Cecilia Garcia-Peñalosa Sur le système de retraite, d’abord, ce n’est pas mon domaine d’expertise, mais on peut dire qu’il existe des modes de calcul plus ou moins favorables à l’égalité femmes-hommes. En France, le système actuel pénalise clairement les femmes : il repose sur le nombre de trimestres validés, ce qui désavantage les carrières interrompues ou à temps partiel, beaucoup plus fréquentes chez les femmes. Les pensions ne sont donc pas proportionnelles aux efforts ou aux contributions réelles, et les carrières plus courtes sont très défavorisées. Il y a là un levier évident de réforme. Plus largement, je pense qu’il faut aussi parler d’éducation financière. En France, comme dans beaucoup d’autres pays, elle est très faible. On ne parle pas assez du fait qu’il est important de planifier, d’épargner, et de se constituer une sécurité économique indépendante, sans dépendre entièrement d’une autre personne. Je crois qu’il faut être assez franc, voire un peu brutal, dans la manière dont on aborde ces sujets, notamment avec les jeunes générations. On ne sait pas ce que la vie réserve : il ne faut pas construire son équilibre financier uniquement sur la base du revenu d’un partenaire. Bien sûr, dans un couple ou une famille, on fait les choses ensemble, mais cela ne devrait pas empêcher chaque personne, et en particulier les femmes, de préserver une indépendance financière. C’est aussi une question culturelle. Quand on a grandi dans un foyer où la mère dépendait totalement du père, on a tendance à reproduire cette norme, à penser que “ce n’est pas nécessaire”. Pourtant, il est essentiel de rappeler, sans tabou, à quel
point le divorce appauvrit les femmes et à quel point elles se retrouvent, souvent, avec des retraites insuffisantes. C’est pourquoi il est légitime, et même sain, qu’une jeune femme en couple dise : “Je veux garder mon indépendance économique.” On devrait encourager cette attitude, au lieu de la percevoir comme un manque de confiance ou d’engagement.

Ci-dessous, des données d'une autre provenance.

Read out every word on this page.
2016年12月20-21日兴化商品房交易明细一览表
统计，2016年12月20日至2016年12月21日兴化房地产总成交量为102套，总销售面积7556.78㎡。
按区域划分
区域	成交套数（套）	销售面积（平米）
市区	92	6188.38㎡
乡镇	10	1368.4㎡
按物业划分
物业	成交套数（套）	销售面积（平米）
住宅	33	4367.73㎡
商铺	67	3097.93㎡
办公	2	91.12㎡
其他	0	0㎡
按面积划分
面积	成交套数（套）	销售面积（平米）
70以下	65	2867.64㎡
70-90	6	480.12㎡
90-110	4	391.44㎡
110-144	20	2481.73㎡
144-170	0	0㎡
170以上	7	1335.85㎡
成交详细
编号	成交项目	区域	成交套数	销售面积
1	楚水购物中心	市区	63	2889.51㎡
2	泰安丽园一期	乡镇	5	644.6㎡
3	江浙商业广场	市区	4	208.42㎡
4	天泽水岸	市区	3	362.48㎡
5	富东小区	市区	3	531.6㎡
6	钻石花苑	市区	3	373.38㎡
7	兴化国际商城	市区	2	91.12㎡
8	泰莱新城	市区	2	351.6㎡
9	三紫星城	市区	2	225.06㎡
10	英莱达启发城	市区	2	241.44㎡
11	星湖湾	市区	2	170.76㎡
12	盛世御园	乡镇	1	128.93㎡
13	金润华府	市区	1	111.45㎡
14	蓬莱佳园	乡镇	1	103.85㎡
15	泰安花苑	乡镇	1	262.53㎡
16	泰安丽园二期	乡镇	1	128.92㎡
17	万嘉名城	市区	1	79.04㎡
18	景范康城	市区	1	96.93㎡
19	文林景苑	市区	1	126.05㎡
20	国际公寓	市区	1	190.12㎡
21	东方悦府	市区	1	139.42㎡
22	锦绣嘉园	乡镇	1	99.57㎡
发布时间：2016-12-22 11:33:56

Rebecca Amsellem D’ailleurs, on le voit très bien dans une excellente série diffusée sur Arte, Querer. C’est une série espagnole absolument formidable. L’histoire suit une femme qui décide de quitter son mari, avec qui la relation ne va plus depuis des années, le jour où elle hérite de sa mère. Et c’est précisément cet héritage qui lui permet de retrouver son indépendance, alors qu’elle était jusque-là entièrement dépendante financièrement de son conjoint.

Cecilia Garcia-Peñalosa Quand on en arrive à des situations où une femme reste avec un homme violent simplement parce qu’elle n’a pas les moyens financiers de partir, c’est quelque chose de très difficile à accepter. Et, à mon sens, ce dont on a besoin, c’est avant tout d’en parler, d’en discuter ouvertement, et de faire comprendre à quel point la liberté personnelle est associée à l’indépendance financière.